Design, synthesis, and anticancer evaluation of ammosamide B with pyrroloquinoline derivatives as novel BRD4 inhibitors

• Pyrroloquinoline derivatives were identified as BRD4 inhibitors based on ammosamides B. • Compound 49 has a good binding mode with the acetyl lysine binding pocket of BRD4 BD1. • Compound 49 displays potent inhibitory activity against BRD4. Bromodomain-containing protein 4 (BRD4), which is a member of the bromodomain and extra-terminal domain (BET) family, plays an important role in the regulation of gene expression as the “reader” of epigenetic regulation. BRD4 has become a promising target to treat cancer, because the up-regulation of BRD4 expression is closely associated with the occurrence and development of various cancers. At present, several BRD4 inhibitors are in clinical trials for cancer therapy, but no BRD4 inhibitors are on the market.
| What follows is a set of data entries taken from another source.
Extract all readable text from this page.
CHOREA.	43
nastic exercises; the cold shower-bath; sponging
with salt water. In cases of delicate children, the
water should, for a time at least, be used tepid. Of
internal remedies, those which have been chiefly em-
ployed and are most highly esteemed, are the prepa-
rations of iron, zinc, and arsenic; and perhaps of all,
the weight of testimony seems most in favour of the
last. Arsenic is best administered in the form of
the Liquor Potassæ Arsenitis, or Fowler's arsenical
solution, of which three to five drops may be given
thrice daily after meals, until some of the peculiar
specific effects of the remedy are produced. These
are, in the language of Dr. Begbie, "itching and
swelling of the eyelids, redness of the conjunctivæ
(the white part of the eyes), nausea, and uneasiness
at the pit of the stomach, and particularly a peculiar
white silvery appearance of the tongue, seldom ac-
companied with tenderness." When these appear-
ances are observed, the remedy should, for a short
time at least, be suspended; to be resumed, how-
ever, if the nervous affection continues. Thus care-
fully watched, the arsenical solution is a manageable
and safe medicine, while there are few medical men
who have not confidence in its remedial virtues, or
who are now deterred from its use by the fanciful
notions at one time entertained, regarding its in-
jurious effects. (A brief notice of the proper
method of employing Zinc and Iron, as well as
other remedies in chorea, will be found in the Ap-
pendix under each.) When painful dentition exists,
Here, we designed and synthesized a series of compounds bearing pyrrolo[4,3,2- de ]quinolin-2(1 H )-one scaffold through structural modification of natural products ammosamide B, which is a natural pyrroloquinoline derivative reported for its potential antitumor activity. All target compounds were evaluated for their BRD4 BD1 inhibition activities via the protein thermal shift assays or AlphaSceen assay. The representative compound 49 showed potent activity (IC 50 = 120 nM). The co-crystal of compound 49 with BRD4 BD1 was solved to study the structure activity relationship, which showed that 49 could combine with the acetyl lysine binding site and formed a hydrogen bond with the conserved residue Asn140. The results demonstrate that compound 49 is worthy of further investigation as a promising BRD4 inhibitor.